Of course, it is possible that America’s trading partners will act with greater restraint than the United States in applying tariffs by under-retaliating or providing unreciprocated concessions. There are many reasons why this might occur: Europe still needs the engagement of the United States in its relations with Russia, particularly being on Ukraine’s side to the extent possible to achieve peace. Japan and Australia need the US presence in Asia. All of America’s trading partners will want to reduce the self-harm and damage to the world economy that would occur from matching what they will likely see as intemperateness on the part of the United States in applying its new tariffs.

What is the future for the WTO, for the rules of the world trading system, of which the WTO is the custodian? The WTO has known deficiencies. It requires a number of key reforms. Nevertheless, the correct response for whether the WTO is relevant is that it is of vital importance to keep it in place. There is no clear alternative. Thanks to some very wise individuals who 80 years ago created a more peaceful and prosperous world after two world wars, they created a trading system based on binding reciprocal tariff commitments, nondiscrimination, and transparency.

There is cause for a degree of optimism that WTO members are each very likely to largely maintain their commitments—outside of their near-term dealings with the United States. The coming trade war will be a limited war.
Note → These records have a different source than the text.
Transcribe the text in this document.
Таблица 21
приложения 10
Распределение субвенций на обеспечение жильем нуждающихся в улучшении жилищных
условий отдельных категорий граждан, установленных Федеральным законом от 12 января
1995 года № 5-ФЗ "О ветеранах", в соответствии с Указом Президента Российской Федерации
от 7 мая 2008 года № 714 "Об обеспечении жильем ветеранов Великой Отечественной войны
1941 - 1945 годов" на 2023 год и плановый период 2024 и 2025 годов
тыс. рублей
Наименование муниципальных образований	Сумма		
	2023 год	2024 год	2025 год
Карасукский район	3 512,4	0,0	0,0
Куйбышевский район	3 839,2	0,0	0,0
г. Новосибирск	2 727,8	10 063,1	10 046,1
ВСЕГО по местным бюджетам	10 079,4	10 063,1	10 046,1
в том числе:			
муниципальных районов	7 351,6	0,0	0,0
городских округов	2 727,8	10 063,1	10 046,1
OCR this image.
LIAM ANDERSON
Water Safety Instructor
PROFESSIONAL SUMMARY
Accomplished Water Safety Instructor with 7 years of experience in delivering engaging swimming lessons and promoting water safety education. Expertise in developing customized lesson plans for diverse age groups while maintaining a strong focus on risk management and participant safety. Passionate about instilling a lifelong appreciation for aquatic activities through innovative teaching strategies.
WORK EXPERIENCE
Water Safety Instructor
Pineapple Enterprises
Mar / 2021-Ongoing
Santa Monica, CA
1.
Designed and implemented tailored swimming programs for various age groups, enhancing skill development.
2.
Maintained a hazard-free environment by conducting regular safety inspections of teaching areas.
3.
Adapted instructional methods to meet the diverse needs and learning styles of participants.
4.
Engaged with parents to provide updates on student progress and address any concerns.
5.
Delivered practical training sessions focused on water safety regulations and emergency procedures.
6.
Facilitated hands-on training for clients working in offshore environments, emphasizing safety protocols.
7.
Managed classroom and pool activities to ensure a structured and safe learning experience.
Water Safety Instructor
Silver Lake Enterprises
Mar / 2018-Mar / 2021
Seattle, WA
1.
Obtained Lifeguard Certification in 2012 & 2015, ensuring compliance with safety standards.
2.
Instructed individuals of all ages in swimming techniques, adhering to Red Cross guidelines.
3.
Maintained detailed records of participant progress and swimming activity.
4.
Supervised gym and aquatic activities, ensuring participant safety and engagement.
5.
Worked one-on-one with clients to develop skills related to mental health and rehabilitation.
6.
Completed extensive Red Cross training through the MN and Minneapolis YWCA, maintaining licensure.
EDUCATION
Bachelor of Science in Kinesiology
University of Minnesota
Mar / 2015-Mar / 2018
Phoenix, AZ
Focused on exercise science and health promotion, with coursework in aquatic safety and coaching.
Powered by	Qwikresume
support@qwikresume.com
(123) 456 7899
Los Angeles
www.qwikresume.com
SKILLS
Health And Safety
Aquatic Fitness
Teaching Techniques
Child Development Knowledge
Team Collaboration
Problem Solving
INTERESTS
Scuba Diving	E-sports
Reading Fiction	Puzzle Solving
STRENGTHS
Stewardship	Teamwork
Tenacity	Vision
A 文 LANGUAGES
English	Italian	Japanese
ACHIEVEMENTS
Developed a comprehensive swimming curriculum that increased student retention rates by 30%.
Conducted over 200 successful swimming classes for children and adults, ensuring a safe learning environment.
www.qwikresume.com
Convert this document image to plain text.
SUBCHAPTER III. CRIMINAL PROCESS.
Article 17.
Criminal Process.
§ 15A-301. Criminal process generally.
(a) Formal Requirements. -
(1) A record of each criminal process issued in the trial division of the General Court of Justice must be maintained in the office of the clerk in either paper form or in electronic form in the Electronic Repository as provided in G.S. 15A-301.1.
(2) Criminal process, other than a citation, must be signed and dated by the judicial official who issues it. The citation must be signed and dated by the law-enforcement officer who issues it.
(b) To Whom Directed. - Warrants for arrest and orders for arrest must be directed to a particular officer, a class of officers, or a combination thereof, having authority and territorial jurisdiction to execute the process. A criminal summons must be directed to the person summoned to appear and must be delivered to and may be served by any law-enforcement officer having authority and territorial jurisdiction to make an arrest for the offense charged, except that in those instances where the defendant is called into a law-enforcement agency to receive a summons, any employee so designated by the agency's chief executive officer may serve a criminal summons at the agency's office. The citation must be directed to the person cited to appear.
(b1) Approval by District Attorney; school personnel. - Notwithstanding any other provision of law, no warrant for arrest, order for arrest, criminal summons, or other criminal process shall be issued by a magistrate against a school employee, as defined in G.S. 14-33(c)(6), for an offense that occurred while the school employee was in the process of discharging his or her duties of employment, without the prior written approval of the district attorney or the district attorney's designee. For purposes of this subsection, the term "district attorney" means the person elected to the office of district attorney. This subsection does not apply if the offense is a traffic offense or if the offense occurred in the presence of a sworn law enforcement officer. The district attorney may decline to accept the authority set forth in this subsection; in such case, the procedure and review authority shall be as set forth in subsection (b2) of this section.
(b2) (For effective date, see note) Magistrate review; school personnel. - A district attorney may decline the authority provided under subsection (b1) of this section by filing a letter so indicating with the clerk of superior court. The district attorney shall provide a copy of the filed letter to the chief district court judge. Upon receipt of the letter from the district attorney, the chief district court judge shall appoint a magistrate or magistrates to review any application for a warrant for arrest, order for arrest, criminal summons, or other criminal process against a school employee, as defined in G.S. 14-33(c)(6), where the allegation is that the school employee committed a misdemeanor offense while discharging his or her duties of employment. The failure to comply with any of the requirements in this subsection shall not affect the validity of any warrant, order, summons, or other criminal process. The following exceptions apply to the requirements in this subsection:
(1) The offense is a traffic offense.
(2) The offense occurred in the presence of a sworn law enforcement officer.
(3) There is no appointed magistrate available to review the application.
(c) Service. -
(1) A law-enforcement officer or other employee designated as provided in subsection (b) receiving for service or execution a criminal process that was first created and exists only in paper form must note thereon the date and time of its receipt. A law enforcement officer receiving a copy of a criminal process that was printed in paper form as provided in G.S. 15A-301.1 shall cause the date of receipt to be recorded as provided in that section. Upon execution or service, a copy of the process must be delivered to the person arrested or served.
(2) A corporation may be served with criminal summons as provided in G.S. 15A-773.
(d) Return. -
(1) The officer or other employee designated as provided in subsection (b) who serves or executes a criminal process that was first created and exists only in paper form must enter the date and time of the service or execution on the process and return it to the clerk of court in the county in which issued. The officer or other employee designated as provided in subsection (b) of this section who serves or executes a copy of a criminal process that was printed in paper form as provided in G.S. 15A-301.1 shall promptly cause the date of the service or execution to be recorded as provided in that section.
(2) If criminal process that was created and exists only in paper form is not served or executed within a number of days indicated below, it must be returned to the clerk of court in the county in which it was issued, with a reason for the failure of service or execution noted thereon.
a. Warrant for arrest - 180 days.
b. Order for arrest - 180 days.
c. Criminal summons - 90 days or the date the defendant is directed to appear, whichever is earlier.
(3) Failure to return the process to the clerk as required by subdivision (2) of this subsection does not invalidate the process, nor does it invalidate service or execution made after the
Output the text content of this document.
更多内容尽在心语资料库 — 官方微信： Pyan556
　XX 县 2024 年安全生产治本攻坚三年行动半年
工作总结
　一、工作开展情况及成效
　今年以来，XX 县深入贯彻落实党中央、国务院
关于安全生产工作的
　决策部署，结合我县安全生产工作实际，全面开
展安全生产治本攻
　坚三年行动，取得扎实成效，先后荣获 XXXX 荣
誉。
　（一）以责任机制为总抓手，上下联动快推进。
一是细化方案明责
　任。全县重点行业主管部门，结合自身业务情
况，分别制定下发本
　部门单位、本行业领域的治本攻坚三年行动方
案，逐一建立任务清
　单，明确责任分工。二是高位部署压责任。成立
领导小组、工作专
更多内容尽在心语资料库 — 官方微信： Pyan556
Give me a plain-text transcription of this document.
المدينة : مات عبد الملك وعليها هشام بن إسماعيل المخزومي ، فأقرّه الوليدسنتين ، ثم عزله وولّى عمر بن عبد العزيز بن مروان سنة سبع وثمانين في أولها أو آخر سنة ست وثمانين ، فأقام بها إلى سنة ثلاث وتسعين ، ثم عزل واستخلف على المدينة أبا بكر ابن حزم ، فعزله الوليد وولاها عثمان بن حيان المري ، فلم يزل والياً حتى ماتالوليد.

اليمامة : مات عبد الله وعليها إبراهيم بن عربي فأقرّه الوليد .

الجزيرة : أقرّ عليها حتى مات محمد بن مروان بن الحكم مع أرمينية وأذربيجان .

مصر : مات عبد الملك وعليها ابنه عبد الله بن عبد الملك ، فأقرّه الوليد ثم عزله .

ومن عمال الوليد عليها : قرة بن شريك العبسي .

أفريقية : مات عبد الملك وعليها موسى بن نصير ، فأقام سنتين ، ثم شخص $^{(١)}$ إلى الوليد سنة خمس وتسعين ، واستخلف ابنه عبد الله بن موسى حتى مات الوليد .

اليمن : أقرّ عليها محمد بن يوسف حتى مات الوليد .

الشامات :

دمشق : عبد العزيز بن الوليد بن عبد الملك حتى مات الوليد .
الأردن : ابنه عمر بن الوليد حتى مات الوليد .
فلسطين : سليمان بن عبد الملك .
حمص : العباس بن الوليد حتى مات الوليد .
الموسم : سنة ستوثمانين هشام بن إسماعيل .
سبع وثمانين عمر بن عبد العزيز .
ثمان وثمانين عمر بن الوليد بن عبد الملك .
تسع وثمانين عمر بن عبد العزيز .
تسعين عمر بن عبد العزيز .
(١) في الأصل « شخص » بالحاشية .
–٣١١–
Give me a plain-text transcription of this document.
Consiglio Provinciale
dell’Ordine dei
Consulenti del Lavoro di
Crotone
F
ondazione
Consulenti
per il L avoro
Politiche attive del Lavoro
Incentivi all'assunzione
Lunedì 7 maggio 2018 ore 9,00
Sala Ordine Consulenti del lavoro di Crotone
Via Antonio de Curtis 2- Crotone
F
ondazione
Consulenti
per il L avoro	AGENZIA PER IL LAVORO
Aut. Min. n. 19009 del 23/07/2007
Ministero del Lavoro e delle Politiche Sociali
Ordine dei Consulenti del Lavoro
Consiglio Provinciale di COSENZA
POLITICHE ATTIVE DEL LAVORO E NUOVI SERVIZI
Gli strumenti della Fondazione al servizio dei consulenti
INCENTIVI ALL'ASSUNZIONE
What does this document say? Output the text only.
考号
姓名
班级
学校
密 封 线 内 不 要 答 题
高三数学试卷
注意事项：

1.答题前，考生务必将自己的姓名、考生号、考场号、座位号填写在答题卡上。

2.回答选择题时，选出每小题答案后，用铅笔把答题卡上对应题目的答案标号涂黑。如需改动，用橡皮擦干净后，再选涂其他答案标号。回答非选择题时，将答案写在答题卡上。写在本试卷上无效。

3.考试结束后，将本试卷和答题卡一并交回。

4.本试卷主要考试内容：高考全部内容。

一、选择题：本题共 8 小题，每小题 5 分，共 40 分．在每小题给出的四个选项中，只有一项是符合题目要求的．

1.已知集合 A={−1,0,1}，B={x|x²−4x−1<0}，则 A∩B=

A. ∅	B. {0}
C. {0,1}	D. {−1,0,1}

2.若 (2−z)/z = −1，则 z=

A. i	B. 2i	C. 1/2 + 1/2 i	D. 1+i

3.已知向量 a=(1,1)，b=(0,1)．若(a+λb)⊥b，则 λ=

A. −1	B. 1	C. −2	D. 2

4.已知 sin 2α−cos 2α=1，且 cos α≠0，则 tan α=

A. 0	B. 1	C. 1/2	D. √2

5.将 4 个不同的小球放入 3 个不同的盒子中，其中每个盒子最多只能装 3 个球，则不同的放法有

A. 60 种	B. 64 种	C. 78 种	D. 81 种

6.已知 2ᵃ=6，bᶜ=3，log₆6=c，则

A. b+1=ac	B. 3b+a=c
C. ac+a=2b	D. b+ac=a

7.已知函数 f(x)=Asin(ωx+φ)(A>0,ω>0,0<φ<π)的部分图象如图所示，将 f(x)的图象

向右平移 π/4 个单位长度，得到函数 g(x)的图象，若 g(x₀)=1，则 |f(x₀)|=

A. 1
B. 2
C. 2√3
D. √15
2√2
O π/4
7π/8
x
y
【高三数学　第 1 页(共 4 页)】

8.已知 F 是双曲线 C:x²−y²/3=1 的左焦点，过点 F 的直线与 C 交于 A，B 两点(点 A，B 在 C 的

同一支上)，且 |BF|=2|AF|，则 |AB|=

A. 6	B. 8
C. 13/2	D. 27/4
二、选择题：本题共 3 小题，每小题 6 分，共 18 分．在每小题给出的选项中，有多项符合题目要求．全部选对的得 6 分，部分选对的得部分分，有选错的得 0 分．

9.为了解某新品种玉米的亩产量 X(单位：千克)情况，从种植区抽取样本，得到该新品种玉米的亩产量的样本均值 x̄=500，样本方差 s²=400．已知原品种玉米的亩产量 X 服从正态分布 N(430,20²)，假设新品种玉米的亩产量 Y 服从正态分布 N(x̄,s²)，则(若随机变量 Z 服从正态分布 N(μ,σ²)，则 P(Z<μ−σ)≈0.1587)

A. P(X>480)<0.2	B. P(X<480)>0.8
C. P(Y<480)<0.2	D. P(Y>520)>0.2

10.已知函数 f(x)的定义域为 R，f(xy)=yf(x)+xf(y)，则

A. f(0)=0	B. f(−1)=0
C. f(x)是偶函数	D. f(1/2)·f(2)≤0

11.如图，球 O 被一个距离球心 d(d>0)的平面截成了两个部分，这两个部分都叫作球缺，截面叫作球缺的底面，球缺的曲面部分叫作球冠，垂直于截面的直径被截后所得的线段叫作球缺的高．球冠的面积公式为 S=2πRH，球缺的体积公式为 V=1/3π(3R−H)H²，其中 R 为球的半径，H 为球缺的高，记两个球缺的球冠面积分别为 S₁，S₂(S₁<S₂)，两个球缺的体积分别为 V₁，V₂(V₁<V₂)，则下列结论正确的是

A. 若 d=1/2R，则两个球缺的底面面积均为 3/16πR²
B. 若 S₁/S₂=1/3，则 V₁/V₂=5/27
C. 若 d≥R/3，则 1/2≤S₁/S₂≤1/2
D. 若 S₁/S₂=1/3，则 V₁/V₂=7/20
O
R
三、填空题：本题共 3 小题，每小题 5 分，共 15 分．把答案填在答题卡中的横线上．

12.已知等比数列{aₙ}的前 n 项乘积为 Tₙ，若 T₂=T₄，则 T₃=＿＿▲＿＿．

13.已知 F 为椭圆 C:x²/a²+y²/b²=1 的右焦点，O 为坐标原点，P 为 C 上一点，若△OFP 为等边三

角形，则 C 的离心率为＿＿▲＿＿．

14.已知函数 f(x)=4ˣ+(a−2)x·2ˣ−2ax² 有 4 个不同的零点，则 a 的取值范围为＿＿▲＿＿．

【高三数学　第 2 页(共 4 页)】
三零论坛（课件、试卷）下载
This is due, in part, to a combination of their political commitment to the WTO, a belief that their countries would be much worse off without the world trading system, and a wish to keep open the possibility that the United States recommits to the WTO’s rules in the future. For these reasons, the trading system will endure. As one sharp critic of the system once acknowledged, “If the WTO did not exist, we would have to invent it.” The leaders of the world’s trading countries and their trade ministers should add, “These are the rules we will live by until we invent something better.”